Tous les chrétiens, a fortiori tous les hommes, ne choisissent pas ‘dame pauvreté’, et la joie typique de la vraie pauvreté n’est connue que de François et de ses semblables. Cette fraternité cosmique, ce chant des créatures, cette liberté absolue, ces baisers sur la bouche et les mains des lépreux, la joie parfaite, ne peuvent naître qu’en celui qui habite cette béatitude et vit dans un autre royaume. Il n’est pas obligatoire d’être pauvre, pas même dans l’Église : les riches ne sont pas exclus des sacrements, et sont même souvent loués et remerciés par les pauvres eux-mêmes. Ils ont toujours constitué une part légitime et importante des communautés chrétiennes. Ils vivent plus longtemps, sont mieux instruits et en meilleure santé, ils réussissent et sont applaudis. Mais ils n’habitent pas ce royaume, ne connaissent pas ces cieux, ne voient pas ces magnifiques étoiles. C’est, dans notre monde, une grande justice.
Mais il y a plus. La félicité de François naît d’une pauvreté choisie, et sa béatitude est évidente à qui la choisit et la regarde. Les pauvres qui suivaient Jésus n’étaient pas que des pauvres par choix. Il y avait beaucoup de pauvres tout-court, qui n’avaient pas choisi la pauvreté, mais étaient nés dedans, ou étaient devenus pauvres pour cause de maladie ou de malheur. Parmi ces pauvres appelés "heureux", il y avait des "François", mais aussi beaucoup de "Job", des pauvres non par choix, mais par l’effet du destin ou du malheur. La force stupéfiante de la première béatitude réside dans le fait qu’elle s’adresse aux pauvres-François et aux pauvres-Job. Ils sont appelés, ensemble, habitants de cet autre royaume. Et si le royaume est à eux, ils n’y sont sujets mais souverains.

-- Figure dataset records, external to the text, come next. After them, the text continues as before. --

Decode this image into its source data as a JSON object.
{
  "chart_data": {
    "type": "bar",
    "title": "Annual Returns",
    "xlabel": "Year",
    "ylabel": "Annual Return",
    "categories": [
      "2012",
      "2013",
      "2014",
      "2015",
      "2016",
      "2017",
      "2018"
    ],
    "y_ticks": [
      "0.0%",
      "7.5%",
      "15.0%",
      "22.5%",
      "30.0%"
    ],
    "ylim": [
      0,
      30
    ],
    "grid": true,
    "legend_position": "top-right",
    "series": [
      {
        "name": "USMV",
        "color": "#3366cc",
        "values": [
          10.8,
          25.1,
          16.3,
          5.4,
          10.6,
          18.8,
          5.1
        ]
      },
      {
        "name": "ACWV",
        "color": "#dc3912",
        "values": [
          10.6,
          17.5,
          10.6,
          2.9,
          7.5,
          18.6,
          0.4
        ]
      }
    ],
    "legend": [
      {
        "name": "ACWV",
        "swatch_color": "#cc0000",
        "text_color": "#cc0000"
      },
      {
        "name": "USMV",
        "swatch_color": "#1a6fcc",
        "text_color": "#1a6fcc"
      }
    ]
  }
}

Mais s’il est relativement simple de saisir la béatitude de François, appeler "heureux" les nombreux Job de la terre et de l’histoire est plus difficile, douloureux : cela frise l’absurde et relève du paradoxe. Mais si nous n’incluons pas Job dans cet "heureux les pauvres", nous en réduisons la portée et en faisons une idéologie. Il nous faut la comprendre et la répéter dans la félicité d’Assise comme sur les innombrables ‘tas de fumier’ où vivent les pauvres-Job. La béatitude est vraie aussi pour qui n’a pas choisi la pauvreté, mais l’a subie. Le royaume des cieux est, doit être, le royaume de François et celui de Job, être ensemble aux pauvres-par-choix et aux pauvres-tout-court, tous frères, tous heureux.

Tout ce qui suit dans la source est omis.